In the IPMI SEL logs I have a few interesting things:
Code:
11 | 07/02/2021 | 20:14:31 | Fan #0x42 | Lower Critical going low | Asserted
12 | 07/02/2021 | 20:14:31 | Fan #0x42 | Lower Non-recoverable going low | Asserted
13 | 07/02/2021 | 20:14:37 | Fan #0x42 | Lower Non-recoverable going low | Deasserted
14 | 07/02/2021 | 20:14:37 | Fan #0x42 | Lower Critical going low | Deasserted
15 | 07/02/2021 | 20:16:16 | Processor #0xff | IERR () | Asserted
16 | 07/14/2021 | 00:38:50 | Power Supply #0xc9 | Failure detected () | Asserted
17 | 07/14/2021 | 00:39:05 | Power Supply #0xc9 | Failure detected () | Deasserted
18 | 07/14/2021 | 18:09:12 | Power Supply #0xc8 | Failure detected () | Asserted
19 | 07/14/2021 | 18:09:30 | Power Supply #0xc8 | Failure detected () | Deasserted
1a | 07/16/2021 | 17:48:06 | Memory | Uncorrectable ECC (@DIMMA1(CPU1)) | Asserted
The first four logs on 7/2/21 were me taking the lid off to examine why a LAN port was not latching and then putting the case back on.
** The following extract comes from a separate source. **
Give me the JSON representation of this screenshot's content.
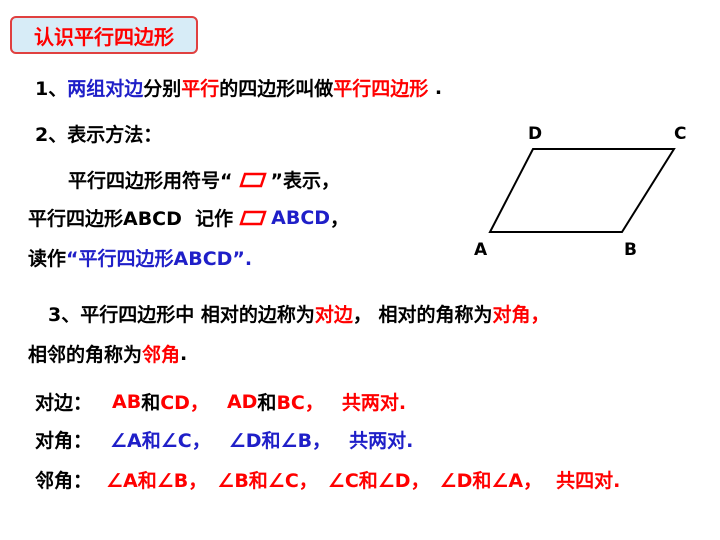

The "Processor #0xff | IERR () | Asserted" entry is a few minutes after, but of note the box just kept chugging along. The four PSU warnings were me verifying I could query PSU status with ipmitool.
The log on 7/16 ( 1a | 07/16/2021 | 17:48:06 | Memory | Uncorrectable ECC (@DIMMA1(CPU1)) | Asserted) seems to point to a bad DIMM, but then again that brings me back to the big question - is it hardware or not? How trustworthy is this MCA logging?
Any suggestions on other things to look at?